Graham: I had the privilege of helping a friend’s son, who’s a mechanical engineering student, tutoring him through some calculus. And he, like all good mechanical engineers, asked, ‘What do I possibly need this stuff for?’ He wants to get into the construction of buildings. And I said, ‘Well, somebody in your industry needs to be able to design a roof truss so that it won’t collapse under snow, or the hurricanes won’t blow it off. But even if you don’t get into roof trust design, you need to know enough so that you can look at a roof truss and say that will probably work, and if I had to, I could do the math.’ My point there was I agree we have to educate, and we need people that know enough to say, ‘If I needed to, I could understand what’s going on at the lowest level.’ And now I’m starting my diplomacy career, with Frank’s point, of whether we will need that specialist, because the complexity of whatever it is so great that not everybody has the time. Josh, you were saying the same thing. Not everybody has the time to actually do the math on a daily basis.

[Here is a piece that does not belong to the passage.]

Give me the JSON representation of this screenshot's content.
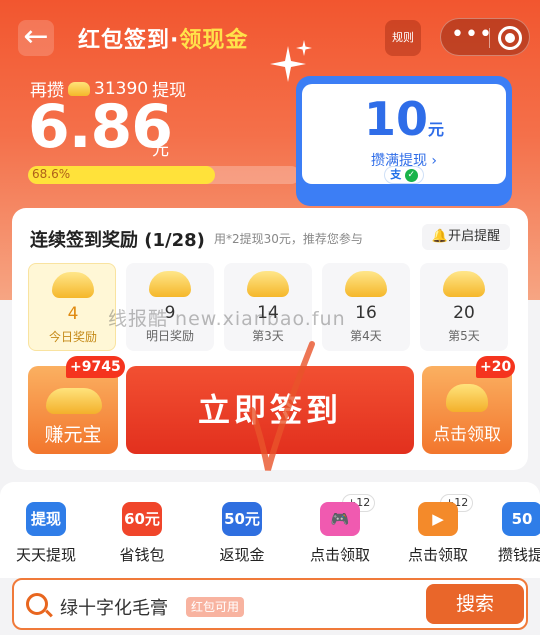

The other thing I’ll say is that I’ve noticed over my career that, like yesterday’s verification or logic designers, whatever they are, those same people are tomorrow’s tool builders because those are the people who know the fundamentals. They know what they want to be automated — not all of them, because not all of us need to be in EDA — and they know what they need done. They know what they’d like to see automated or advanced. And then they come and work for a company like Cadence, Synopsys, Siemens, Arteris, whomever it is, and they say, ‘Okay, I’m going to stop doing this thing that I do over and over again. I’m going to build a tool to do it.’ And that gradually abstracts the task to where somebody needs to understand it. But what’s needed in greater volume are the people who know how to run this new tool that whomever has built.